Although most “winter” squashes are available year round, there’s something about earthen sweetness that makes them so seasonably appropriate. I can’t remember a Christmas or Thanksgiving without roasted acorn squash at the table. My aunt, and my grandmother before, would split the squash in half, scoop out the seeds, and roast them cut-side down until they were mostly tender, before turning them over, and filling their basin with butter, brown sugar and salt. It’s one of my favorite parts of the holiday meal. Here, the sweetness of the squash helps to tame the boisterous bitterness of the radicchio. Don’t get me wrong, the bitterness is still present—and rightfully so—but it’s softened to a palatable plateau.
And of course, with the sweet you have to have a little heat or saltiness. Because I feel like halloumi cheese is under-rated and, no matter how much I use it, under utilized, I chose salt. It has a salty bite to it, and deeply savory while still having a bit of a creaminess about it. If you ask me, it’s real charm is in cooking it; you cut the cheese into slices and sear them in a hot (non-stick) pan until they’re tanned. It mellows the saltiness a bit, and the inside goes from a rubbery, ultra-dense feta-like texture, to a soft and supple center that’s creamy without being melting and oozy. The cheese doesn’t melt—it keeps its shape perfectly—and the novelty of this never wears off for me. Its tan might normally be uncharacteristic for this time of year but, given that here we are nearly a week out from Christmas and much of the country still in the 60’s, maybe a tan isn’t out of the question this year.
(Halloumi is usually made from sheep’s milk and known not only as a great “grilling cheese” but also for its squeakiness when you bite into it. There really is no substitute!)
I really think this works for the holidays. It may not be typical holiday fare, however, I think that because most of our holiday menus are fairly heavy, this is a fresher and—I hate to even say the word—lighter option. Hear me out, though—now is not the time of year to be concerned with “light” foods. I don’t mean “light” as in a “healthy option for the fun-suckers at the table”; I mean something brighter and livelier in flavor, something that will make all of the rich and decadent dishes taste even richer and more decadent. Isn’t that the point?
This is incredibly simple to make. In fact, if you buy the pomegranate seeds pre-packaged from the grocery store it’s even easier. That said, getting those little aerials out of the ornament-shaped fruit isn’t hard, or even time consuming. I just lop off the very top, score a segment of the skin as if you were going to quarter fruit (so, imagine you were going to cut the fruit, top to bottom, in four quarters—rather than cutting through the whole fruit just score the skin), peel the skin off the scored section and, holding the pomegranate over a bowl of water, pull the fruit apart, letting the seeds fall into the bowl.

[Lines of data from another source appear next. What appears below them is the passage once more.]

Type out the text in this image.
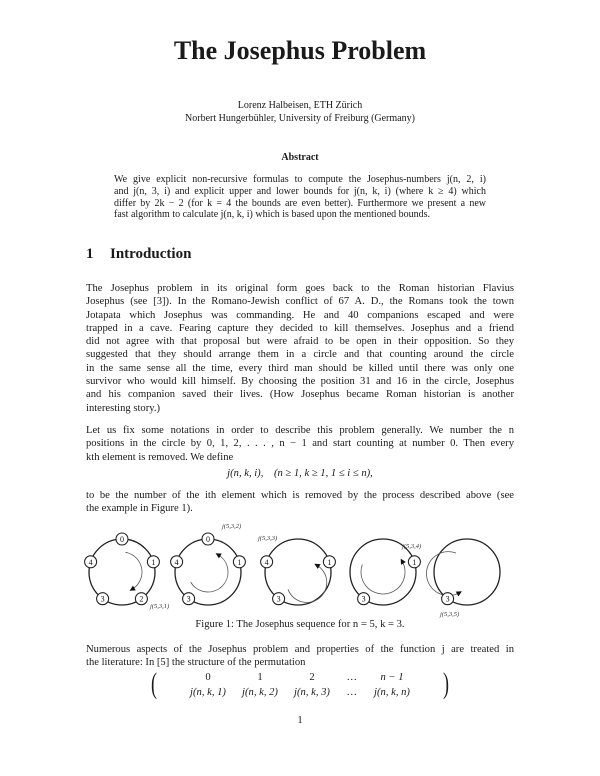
The Josephus Problem
Lorenz Halbeisen, ETH Zürich
Norbert Hungerbühler, University of Freiburg (Germany)
Abstract
We give explicit non-recursive formulas to compute the Josephus-numbers j(n, 2, i)
and j(n, 3, i) and explicit upper and lower bounds for j(n, k, i) (where k ≥ 4) which
differ by 2k − 2 (for k = 4 the bounds are even better). Furthermore we present a new
fast algorithm to calculate j(n, k, i) which is based upon the mentioned bounds.
1 Introduction
The Josephus problem in its original form goes back to the Roman historian Flavius
Josephus (see [3]). In the Romano-Jewish conflict of 67 A. D., the Romans took the town
Jotapata which Josephus was commanding. He and 40 companions escaped and were
trapped in a cave. Fearing capture they decided to kill themselves. Josephus and a friend
did not agree with that proposal but were afraid to be open in their opposition. So they
suggested that they should arrange them in a circle and that counting around the circle
in the same sense all the time, every third man should be killed until there was only one
survivor who would kill himself. By choosing the position 31 and 16 in the circle, Josephus
and his companion saved their lives. (How Josephus became Roman historian is another
interesting story.)
Let us fix some notations in order to describe this problem generally. We number the n
positions in the circle by 0, 1, 2, . . . , n − 1 and start counting at number 0. Then every
kth element is removed. We define
j(n, k, i),    (n ≥ 1, k ≥ 1, 1 ≤ i ≤ n),
to be the number of the ith element which is removed by the process described above (see
the example in Figure 1).
0
1
2
3
4
j(5,3,1)
0
1
3
4
j(5,3,2)
1
3
4
j(5,3,3)
1
3
j(5,3,4)
3
j(5,3,5)
Figure 1: The Josephus sequence for n = 5, k = 3.
Numerous aspects of the Josephus problem and properties of the function j are treated in
the literature: In [5] the structure of the permutation
(	)
0	1	2	…	n − 1
j(n, k, 1)	j(n, k, 2)	j(n, k, 3)	…	j(n, k, n)
1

You’ll have to break up some of the clusters of seeds that want to stick together but the beauty of this method is that the seeds will sink to the bottom of the bowl and any bits of that white pithy membrane float to the top.
To make the salad, I peel the skin off the protruding ridges of the squash, leaving the skin in the crevasses between the ridges on—this helps the squash maintain its shape once it’s cooked. Cut it in half, scoop out the seeds, and slice it into ½” thick half-moons. Toss them with a little olive oil and salt and roast until they’re browned and soft.

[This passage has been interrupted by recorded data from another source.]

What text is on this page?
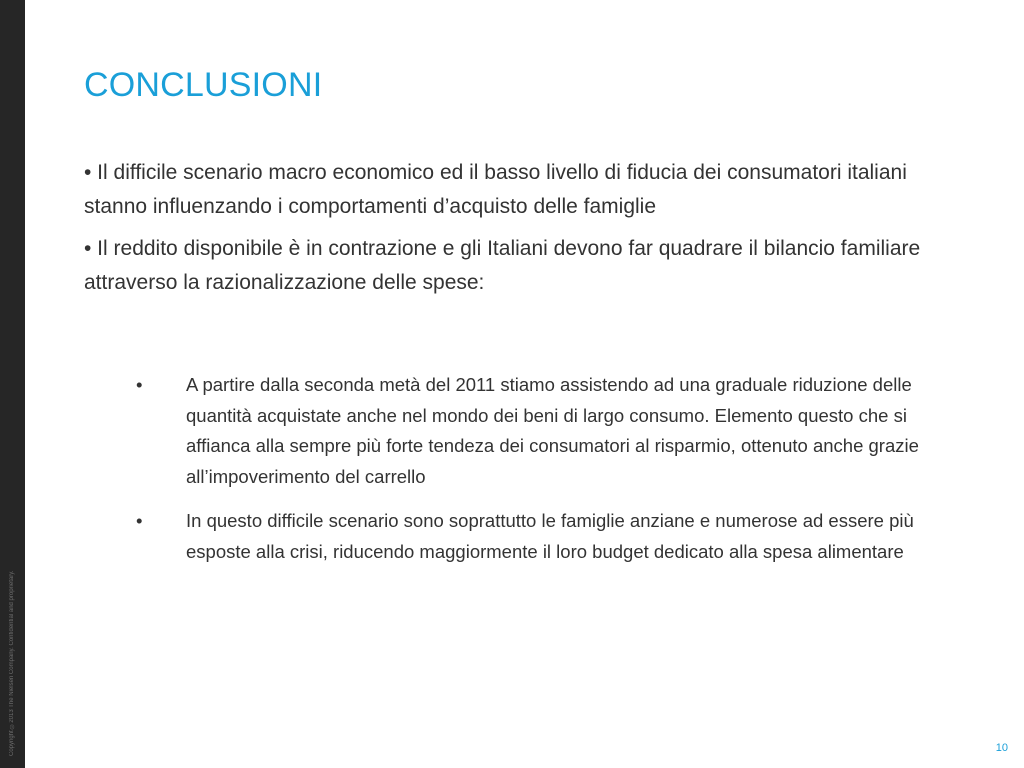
Copyright ©2013 The Nielsen Company. Confidential and proprietary.
CONCLUSIONI
• Il difficile scenario macro economico ed il basso livello di fiducia dei consumatori italiani stanno influenzando i comportamenti d’acquisto delle famiglie
• Il reddito disponibile è in contrazione e gli Italiani devono far quadrare il bilancio familiare attraverso la razionalizzazione delle spese:
• A partire dalla seconda metà del 2011 stiamo assistendo ad una graduale riduzione delle quantità acquistate anche nel mondo dei beni di largo consumo. Elemento questo che si affianca alla sempre più forte tendeza dei consumatori al risparmio, ottenuto anche grazie all’impoverimento del carrello
• In questo difficile scenario sono soprattutto le famiglie anziane e numerose ad essere più esposte alla crisi, riducendo maggiormente il loro budget dedicato alla spesa alimentare
10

Meanwhile, I make a quick-pickled shallot that ultimately turns into the dressing by whisking some red wine vinegar, salt, sugar and thinly sliced shallots together. Really, this just needs to sit while the squash roasts.
Once the squash is nearing the end of its roasting—or even after its come out of the oven, as it’s just as good at room temp or warm as it is hot—heat a non-stick pan over medium heat. DO NOT oil the pan. Once it’s hot, griddle the slices of halloumi for just a few minutes per side, until they’re golden on the outside and have a soft give within (just poke one to make sure it’s not still firm as it was out of the fridge).
Arrange the roasted squash and blistered halloumi onto plates that you’ve created a bed of radicchio on. Whisk a little extra virgin olive oil into the pickled shallots and drizzle it over the salads before adorning with pomegranate jewels and serve it immediately.